Она назвала издательство, о котором я никогда не слышал. Я зарабатываю на жизнь книгами, сказала она. В основном художественной литературой и философией.

Бон издал горловой звук, означавший, что читать он ничего не читает, кроме армейских уставов, желтой прессы и записок, которые я вешаю на дверь холодильника.
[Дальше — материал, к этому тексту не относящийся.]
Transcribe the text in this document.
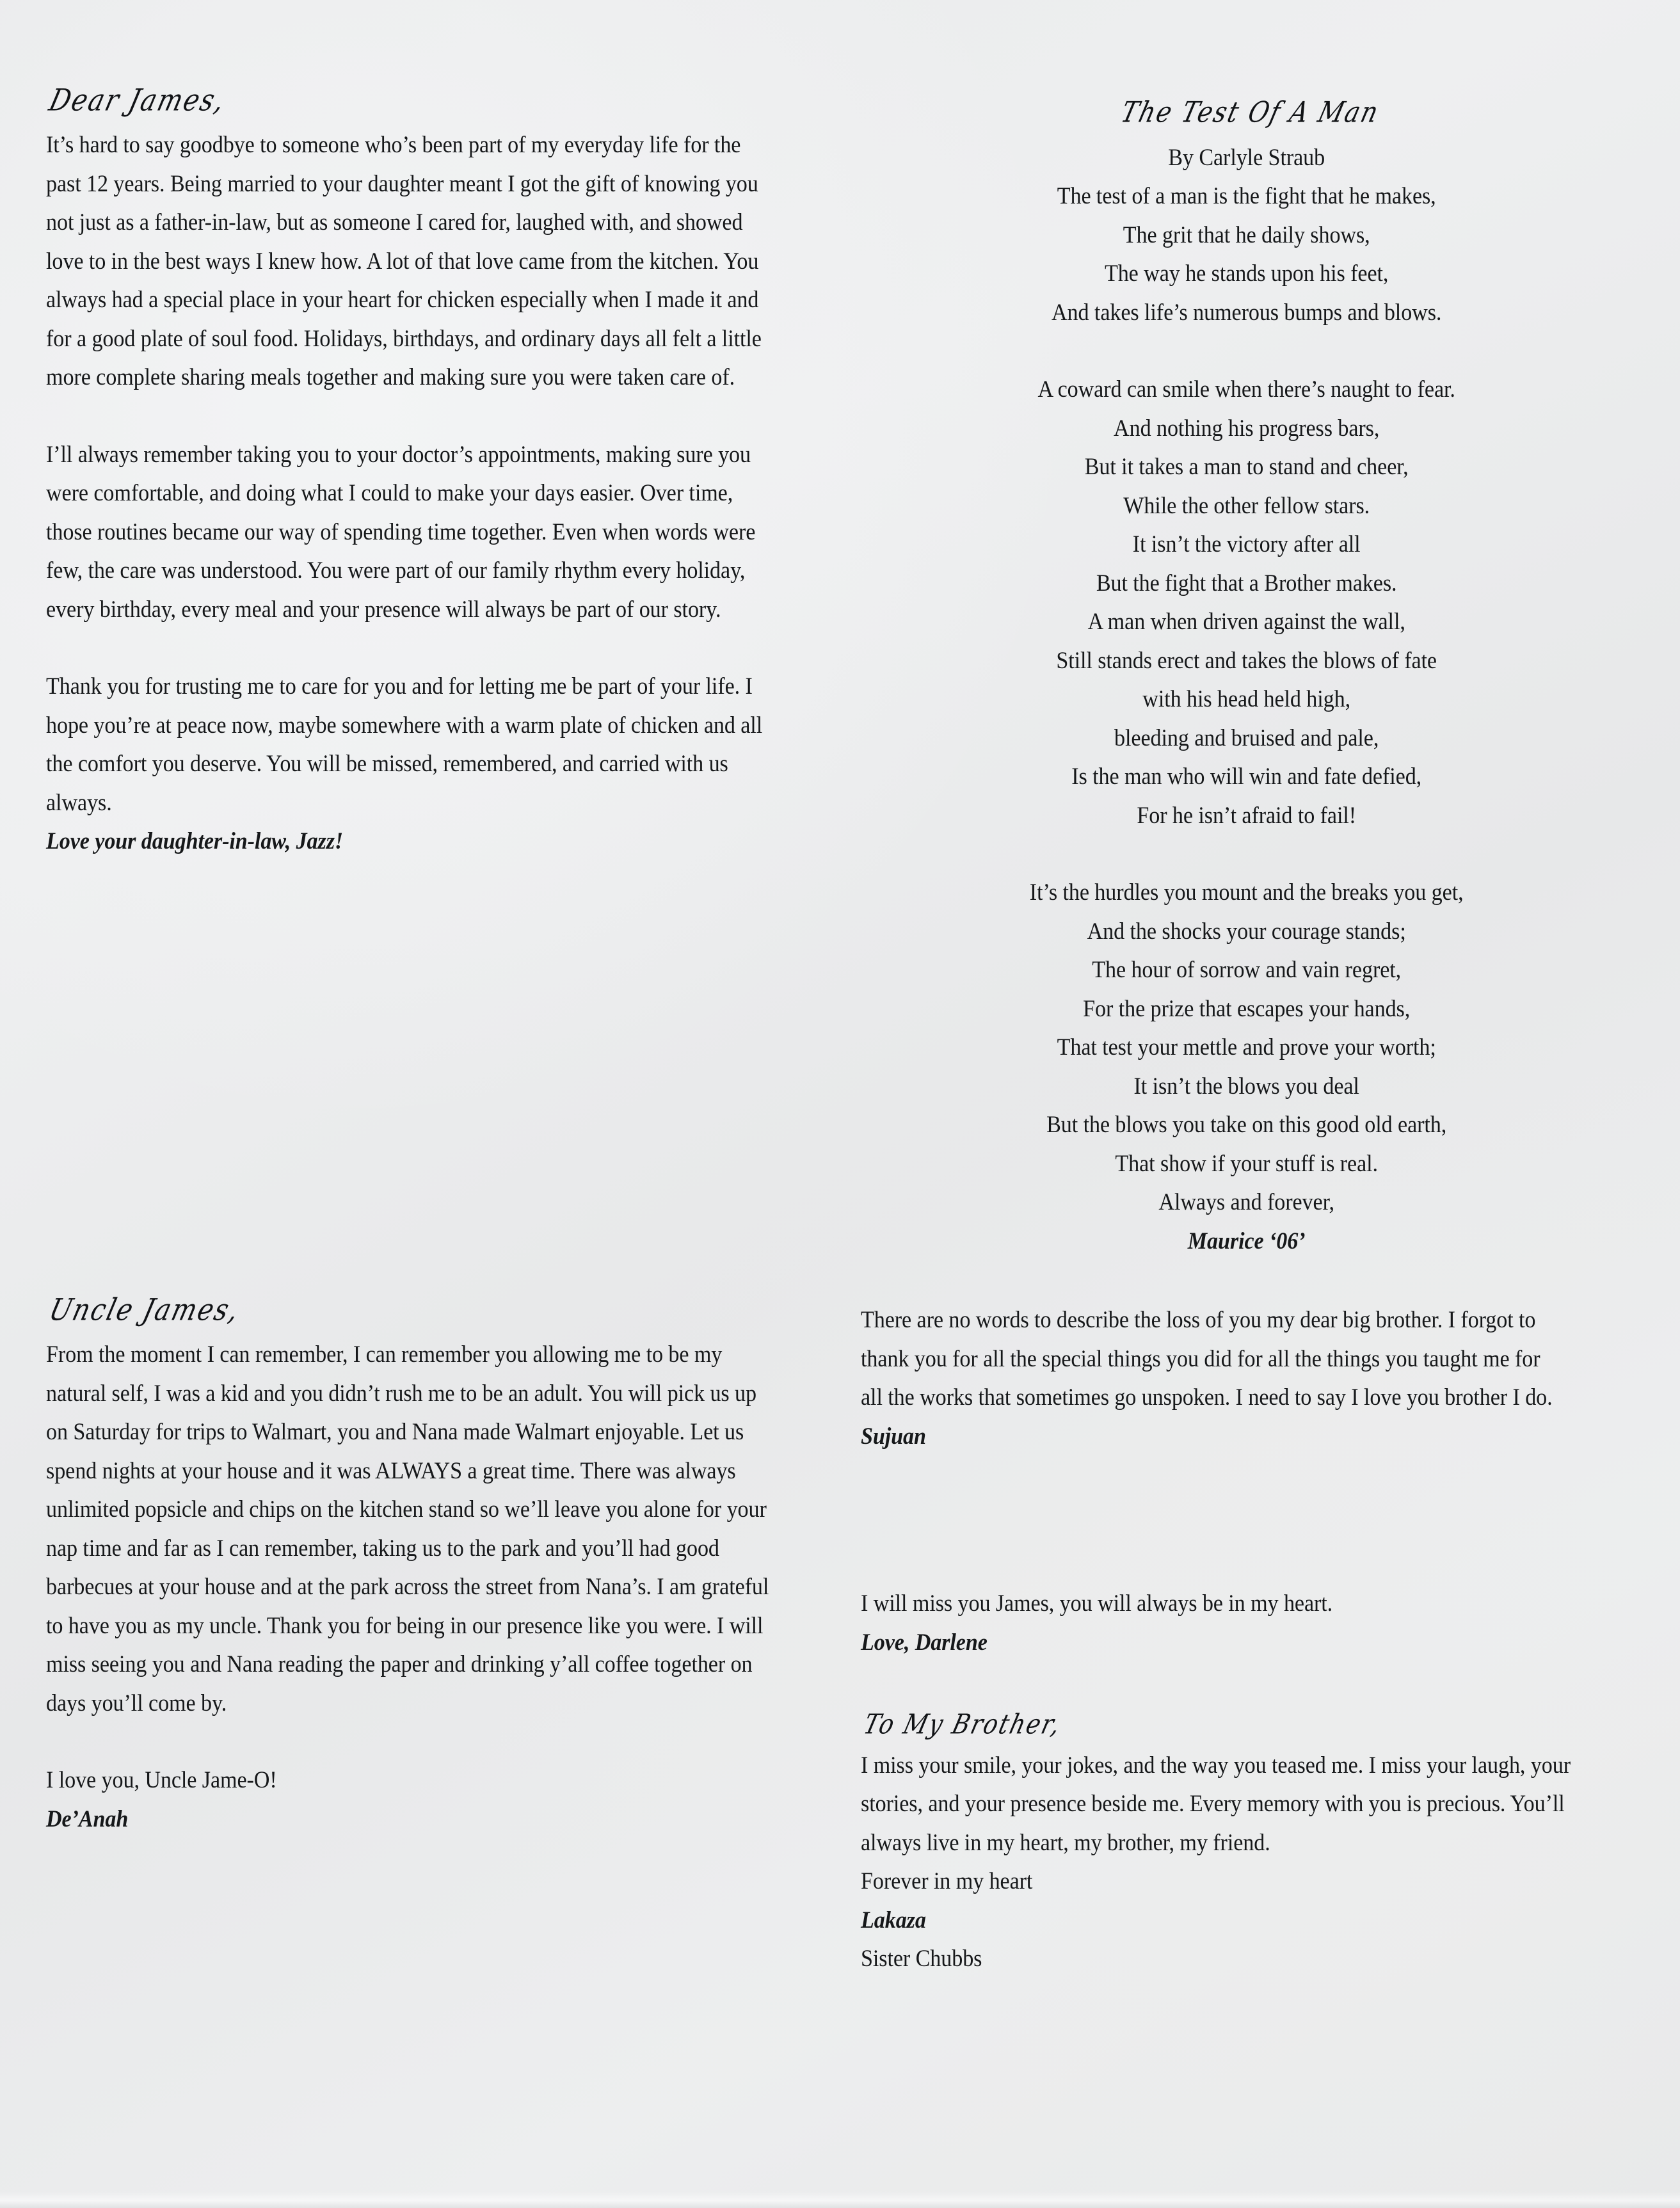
Dear James,

It’s hard to say goodbye to someone who’s been part of my everyday life for the past 12 years. Being married to your daughter meant I got the gift of knowing you not just as a father-in-law, but as someone I cared for, laughed with, and showed love to in the best ways I knew how. A lot of that love came from the kitchen. You always had a special place in your heart for chicken especially when I made it and for a good plate of soul food. Holidays, birthdays, and ordinary days all felt a little more complete sharing meals together and making sure you were taken care of.

I’ll always remember taking you to your doctor’s appointments, making sure you were comfortable, and doing what I could to make your days easier. Over time, those routines became our way of spending time together. Even when words were few, the care was understood. You were part of our family rhythm every holiday, every birthday, every meal and your presence will always be part of our story.

Thank you for trusting me to care for you and for letting me be part of your life. I hope you’re at peace now, maybe somewhere with a warm plate of chicken and all the comfort you deserve. You will be missed, remembered, and carried with us always.

Love your daughter-in-law, Jazz!

Uncle James,

From the moment I can remember, I can remember you allowing me to be my natural self, I was a kid and you didn’t rush me to be an adult. You will pick us up on Saturday for trips to Walmart, you and Nana made Walmart enjoyable. Let us spend nights at your house and it was ALWAYS a great time. There was always unlimited popsicle and chips on the kitchen stand so we’ll leave you alone for your nap time and far as I can remember, taking us to the park and you’ll had good barbecues at your house and at the park across the street from Nana’s. I am grateful to have you as my uncle. Thank you for being in our presence like you were. I will miss seeing you and Nana reading the paper and drinking y’all coffee together on days you’ll come by.

I love you, Uncle Jame-O!

De’Anah

The Test Of A Man

By Carlyle Straub

The test of a man is the fight that he makes,

The grit that he daily shows,

The way he stands upon his feet,

And takes life’s numerous bumps and blows.

A coward can smile when there’s naught to fear.

And nothing his progress bars,

But it takes a man to stand and cheer,

While the other fellow stars.

It isn’t the victory after all

But the fight that a Brother makes.

A man when driven against the wall,

Still stands erect and takes the blows of fate

with his head held high,

bleeding and bruised and pale,

Is the man who will win and fate defied,

For he isn’t afraid to fail!

It’s the hurdles you mount and the breaks you get,

And the shocks your courage stands;

The hour of sorrow and vain regret,

For the prize that escapes your hands,

That test your mettle and prove your worth;

It isn’t the blows you deal

But the blows you take on this good old earth,

That show if your stuff is real.

Always and forever,

Maurice ‘06’

There are no words to describe the loss of you my dear big brother. I forgot to thank you for all the special things you did for all the things you taught me for all the works that sometimes go unspoken. I need to say I love you brother I do.

Sujuan

I will miss you James, you will always be in my heart.

Love, Darlene

To My Brother,

I miss your smile, your jokes, and the way you teased me. I miss your laugh, your stories, and your presence beside me. Every memory with you is precious. You’ll always live in my heart, my brother, my friend.

Forever in my heart

Lakaza

Sister Chubbs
Будь моя тетка и в самом деле швеей, ему с ней было бы куда проще, и я порадовался, что ничего не стал рассказывать о ней Бону.

Я хочу услышать обо всем, что вы пережили, сказала тетка. О перевоспитании и о лагере беженцев. Я, кроме вас, других перевоспитанных не знаю.

Тетя, милая, давайте не сегодня, сказал я. Я не рассказывал ей о признании, которое меня вынудили написать в лагере, – теперь оно было спрятано под фальшивым дном моего саквояжа вместе с пожелтевшим и разваливающимся на куски экземпляром хеддовской книги. Сам не знаю, зачем я вообще прятал это признание, ведь Бон, тот, кому его точно не стоило читать, проявлял к нему ноль интереса. В процессе перевоспитания его, как и меня, под пытками заставляли писать и переписывать свое признание, но он, в отличие от меня, не знал, что комиссаром в лагере был Ман, его кровный брат. Да и откуда ему это было знать, ведь у комиссара не было лица? Зато, говорил Бон, он точно знал, что выбитое под пытками признание было сплошным враньем. Как и большинство людей, он верил, что лжи, даже повторенной много раз, никогда не стать правдой. Я, как и мой отец-священник, придерживался противоположной точки зрения.

Квартира моей тетки находилась в Одиннадцатом округе, бок о бок с Бастилией, откуда и началась французская революция. Место Бастилии в истории отмечено колонной, мимо которой мы проехали в темноте. Раз уж я был когда-то и коммунистом, и революционером, значит, и меня тоже породило это событие, обезглавившее аристократию с неумолимостью гильотины. Кончилось шоссе, начался город, и вот теперь я и вправду понял, что я во Франции, и даже лучше того – в Париже, с его узкими улочками и однообразными домами одинаковой высоты, не говоря уже об очаровательных вывесках, знакомых мне по открыткам и фильмам вроде «Нежной Ирмы», которую я смотрел в американском кинотеатре вскоре после того, как приехал учиться в Лос-Анджелес. Мне еще предстоит узнать, что в Париже очаровательно все, даже местные проститутки, и что очарователен он всегда: и по воскресеньям, и ранним утром, и после обеда, и даже в августе, когда все закрыто.